Published on the 01/08/2016 | Written by Beverley Head
Auckland based Greentree has been bought by Sydney’s accounting software group MYOB for $NZ28.5 million…
Greentree will provide additional focus on mid-market ERP solutions, which the company’s CEO Peter Dickinson has previously described as “work for masochists,” given smaller businesses’ need for complex solutions despite their lack of significant IT budgets. Greentree nevertheless, over a 25 history, has delivered ERP solutions to 850 businesses in Australia, New Zealand and the UK.
All 60 Greentree staff, with the exception of Dickinson and R&D manager Steve Simms, who are both leaving the company, will transfer to MYOB. While it’s a sizeable team, it is dwarfed by MYOB’s 1,300 strong headcount.
The terms of the deal, which is effective from today, sees MYOB pay $NZ25.1 million in cash to Hei Matau Holdings 2000, the parent of Greentree, with the remaining $3.4 million to be paid in 2017 and 2018 if certain conditions are met. MYOB sees the deal as a way to extend its enterprise footprint – which it has been growing since the launch of MYOB Advanced, and the purchase of PayGlobal.
IDC analyst Sabharinath Bala said that; “MYOB’s acquisition of Greentree will definitely help the company to expand its footprint in the mid-market space, but the capabilities from the combined entity puts in a much stronger position to offer end-to-end ERP for large enterprises as well.
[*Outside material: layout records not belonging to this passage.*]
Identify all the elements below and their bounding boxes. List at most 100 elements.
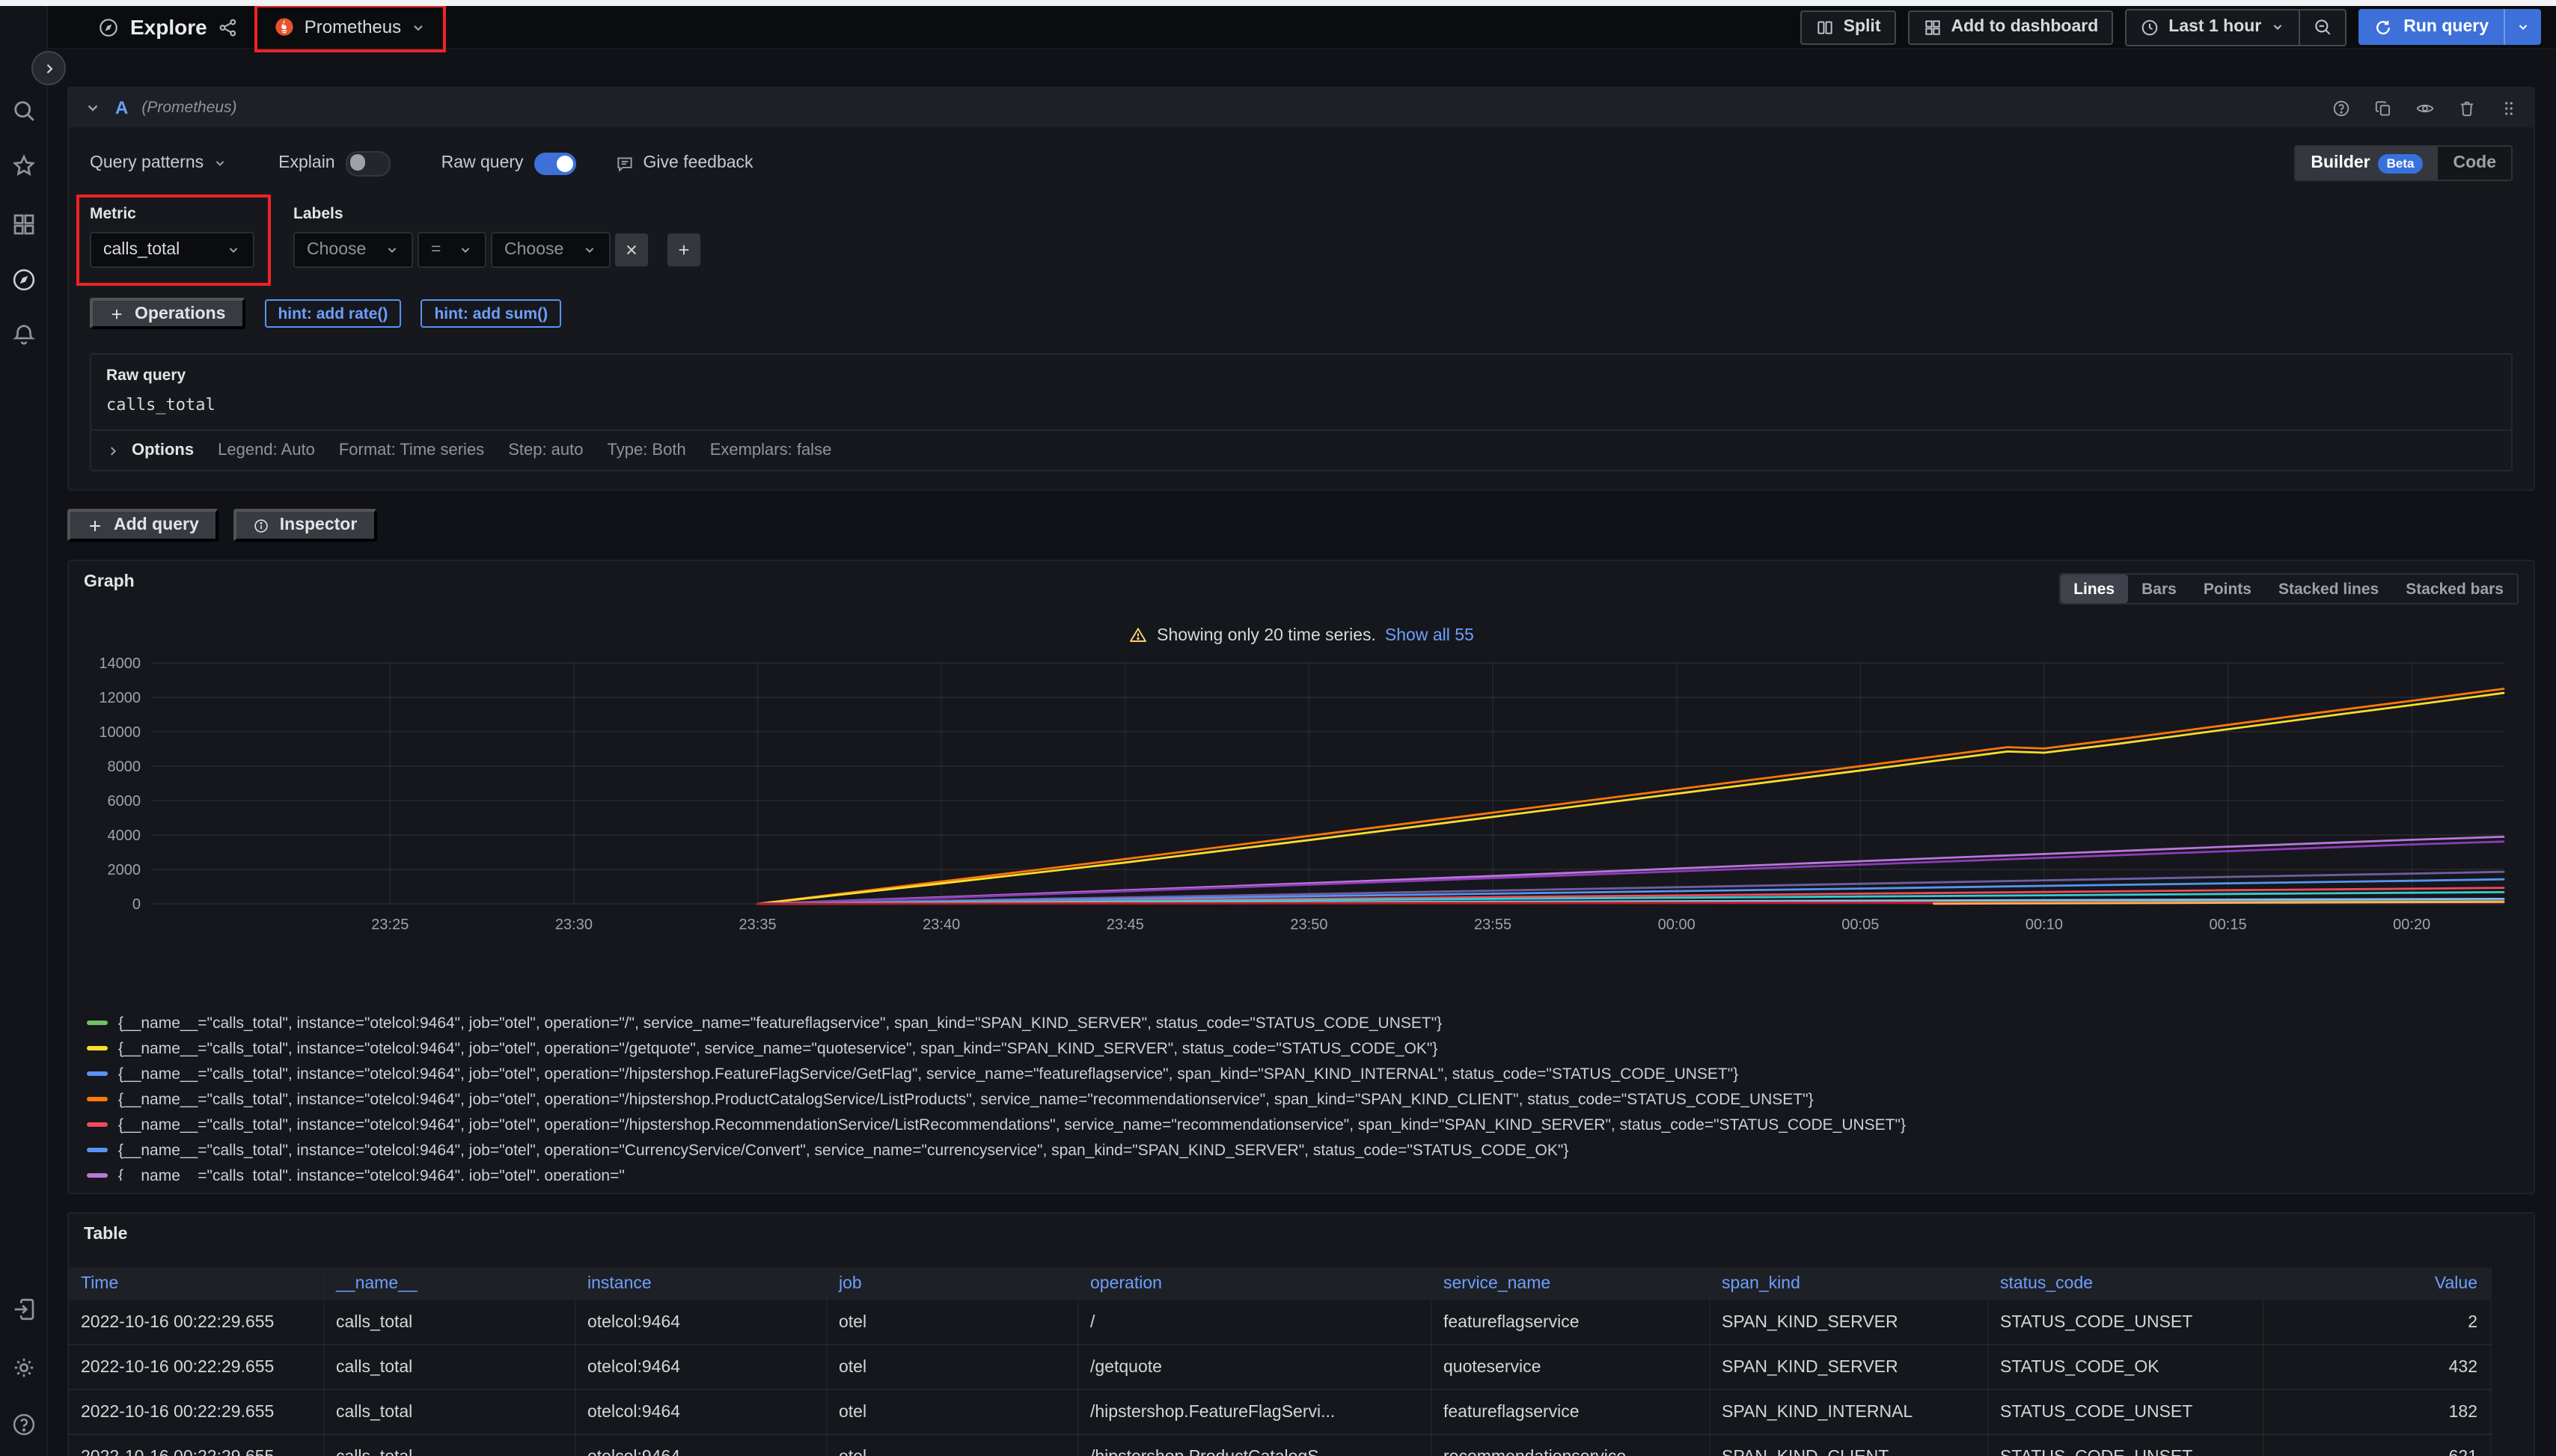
option-summary-item: Step: auto: [508, 441, 583, 459]
legend-item[interactable]: {__name__="calls_total", instance="otelc…: [87, 1137, 2534, 1163]
add-label-filter-button[interactable]: [667, 233, 700, 266]
table-cell: 2022-10-16 00:22:29.655: [69, 1345, 323, 1389]
column-header-job[interactable]: job: [826, 1267, 1077, 1300]
table-row: 2022-10-16 00:22:29.655calls_totalotelco…: [69, 1345, 2490, 1389]
chevron-down-icon: [582, 242, 597, 257]
graph-mode-button[interactable]: Bars: [2128, 575, 2190, 603]
chevron-down-icon: [458, 242, 473, 257]
query-ref-id[interactable]: A: [115, 97, 128, 118]
collapse-query-icon[interactable]: [84, 99, 102, 117]
give-feedback-link[interactable]: Give feedback: [615, 153, 753, 173]
column-header-status_code[interactable]: status_code: [1987, 1267, 2263, 1300]
table-cell: 2: [2263, 1300, 2490, 1345]
metric-field: Metric calls_total: [90, 205, 254, 268]
graph-mode-button[interactable]: Stacked lines: [2265, 575, 2392, 603]
metric-select[interactable]: calls_total: [90, 232, 254, 268]
time-range-picker[interactable]: Last 1 hour: [2127, 10, 2299, 44]
add-query-button[interactable]: Add query: [67, 509, 218, 542]
explore-compass-icon[interactable]: [0, 266, 46, 293]
options-label[interactable]: Options: [132, 441, 194, 459]
legend-label: {__name__="calls_total", instance="otelc…: [118, 1166, 625, 1181]
delete-query-icon[interactable]: [2457, 98, 2477, 117]
query-patterns-dropdown[interactable]: Query patterns: [90, 154, 227, 172]
table-cell: SPAN_KIND_SERVER: [1709, 1345, 1987, 1389]
table-cell: 182: [2263, 1389, 2490, 1434]
legend-item[interactable]: {__name__="calls_total", instance="otelc…: [87, 1061, 2534, 1086]
column-header-instance[interactable]: instance: [575, 1267, 826, 1300]
graph-mode-button[interactable]: Lines: [2060, 575, 2128, 603]
sign-in-icon[interactable]: [0, 1296, 46, 1323]
graph-mode-button[interactable]: Stacked bars: [2392, 575, 2517, 603]
refresh-icon: [2373, 17, 2393, 37]
time-range-group: Last 1 hour: [2125, 8, 2346, 46]
legend-item[interactable]: {__name__="calls_total", instance="otelc…: [87, 1010, 2534, 1036]
run-query-button[interactable]: Run query: [2358, 9, 2504, 45]
column-header-service_name[interactable]: service_name: [1431, 1267, 1709, 1300]
table-cell: calls_total: [323, 1434, 575, 1456]
label-key-select[interactable]: Choose: [293, 232, 413, 268]
add-to-dashboard-label: Add to dashboard: [1951, 18, 2099, 36]
add-to-dashboard-button[interactable]: Add to dashboard: [1908, 10, 2114, 44]
share-icon[interactable]: [218, 16, 240, 38]
search-icon[interactable]: [0, 97, 46, 124]
help-icon[interactable]: [0, 1411, 46, 1438]
raw-query-toggle[interactable]: [534, 152, 576, 174]
datasource-picker[interactable]: Prometheus: [261, 12, 440, 42]
star-icon[interactable]: [0, 153, 46, 180]
table-cell: 2022-10-16 00:22:29.655: [69, 1434, 323, 1456]
explain-toggle[interactable]: [346, 150, 391, 176]
label-operator-select[interactable]: =: [418, 232, 486, 268]
y-axis-tick-label: 8000: [107, 759, 141, 775]
column-header-span_kind[interactable]: span_kind: [1709, 1267, 1987, 1300]
legend-label: {__name__="calls_total", instance="otelc…: [118, 1116, 1906, 1134]
x-axis-tick-label: 00:05: [1841, 917, 1878, 933]
query-help-icon[interactable]: [2332, 98, 2351, 117]
option-summary-item: Format: Time series: [339, 441, 484, 459]
column-header-Time[interactable]: Time: [69, 1267, 323, 1300]
column-header-__name__[interactable]: __name__: [323, 1267, 575, 1300]
expand-sidebar-button[interactable]: [31, 51, 66, 85]
legend-item[interactable]: {__name__="calls_total", instance="otelc…: [87, 1112, 2534, 1137]
legend-item[interactable]: {__name__="calls_total", instance="otelc…: [87, 1163, 2534, 1181]
add-operation-button[interactable]: Operations: [90, 298, 245, 329]
operations-row: Operations hint: add rate() hint: add sum…: [90, 298, 2513, 329]
builder-mode-tab[interactable]: Builder Beta: [2296, 147, 2438, 180]
query-hint-button[interactable]: hint: add rate(): [264, 299, 401, 328]
zoom-out-time-button[interactable]: [2299, 10, 2345, 44]
show-all-series-link[interactable]: Show all 55: [1385, 626, 1474, 644]
column-header-Value[interactable]: Value: [2263, 1267, 2490, 1300]
explore-page-icon: [97, 16, 120, 38]
explore-content: A (Prometheus) Query patterns: [46, 48, 2556, 1456]
table-cell: SPAN_KIND_INTERNAL: [1709, 1389, 1987, 1434]
label-value-select[interactable]: Choose: [491, 232, 611, 268]
give-feedback-label: Give feedback: [643, 154, 753, 172]
chevron-down-icon: [213, 156, 227, 171]
y-axis-tick-label: 6000: [107, 793, 141, 810]
split-button[interactable]: Split: [1800, 10, 1896, 44]
gear-icon[interactable]: [0, 1354, 46, 1381]
query-options-row[interactable]: Options Legend: AutoFormat: Time seriesS…: [90, 429, 2513, 471]
legend-label: {__name__="calls_total", instance="otelc…: [118, 1141, 1568, 1159]
run-query-interval-button[interactable]: [2504, 9, 2541, 45]
graph-mode-button[interactable]: Points: [2190, 575, 2265, 603]
legend-item[interactable]: {__name__="calls_total", instance="otelc…: [87, 1086, 2534, 1112]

“MYOB’s current flagship offerings for the large enterprises – Advanced, EXO, and Payglobal – are all solutions that pivot around financial applications, extending to other areas of ERP; but this acquisition adds capabilities around supply chain, manufacturing, distribution, ecommerce and asset management. MYOB has also been facing stiff competition from some of the new cloud-native vendors for its financial applications offerings, and this acquisition creates a better value proposition for MYOB, and puts it in a better position in both the mid-market and large enterprise segments.”
MYOB is also claiming that its online experience will be useful to the evolution of the Greentree range. It described Greentree’s product suite as having “broad, on-premise ERP functionality” and noted that most sales were still “perpetual with annual maintenance.”
Certainly it’s fair to say that Greentree has only latterly come around to the cloud, launching its software as a service in April this year – and MYOB’s statement suggests that it has yet to develop much traction for its cloud solution.
Andrew Birch, general manager of industry solutions for MYOB, said that the Greentree solution was really still a server based product and while it was available under a hosting model and some mobility functions had been added, “It’s not a real cloud based solution,” he told iStart.
Dickinson has a chequered relationship with cloud and has in the past described some cloud vendors as “sandal waving zealots”. Zealotry may have benefits though as exclusively cloud focused ERP vendor NetSuite was last week targeted by Oracle in a proposed $US9.3 billion takeover that sets the scale of the MYOB-Greentree deal in context globally.
The question now is how two quite different trans-Tasman cultures will meld, whether the development teams of MYOB and Greentree can or should be integrated, and what funds will be made available to ensure the pace of product development is maintained. A fresh glimpse of MYOB’s financial position will be available later this month when the company unveils its first half numbers.
Birch said that a 90 day transition plan was under construction, but that it was likely the Greentree team would remain focused on that product line – though MYOB would overlay some of its processes on the organisation. He also said that the Greentree team would stay in Auckland, at least in the short term, where MYOB also has a significant presence.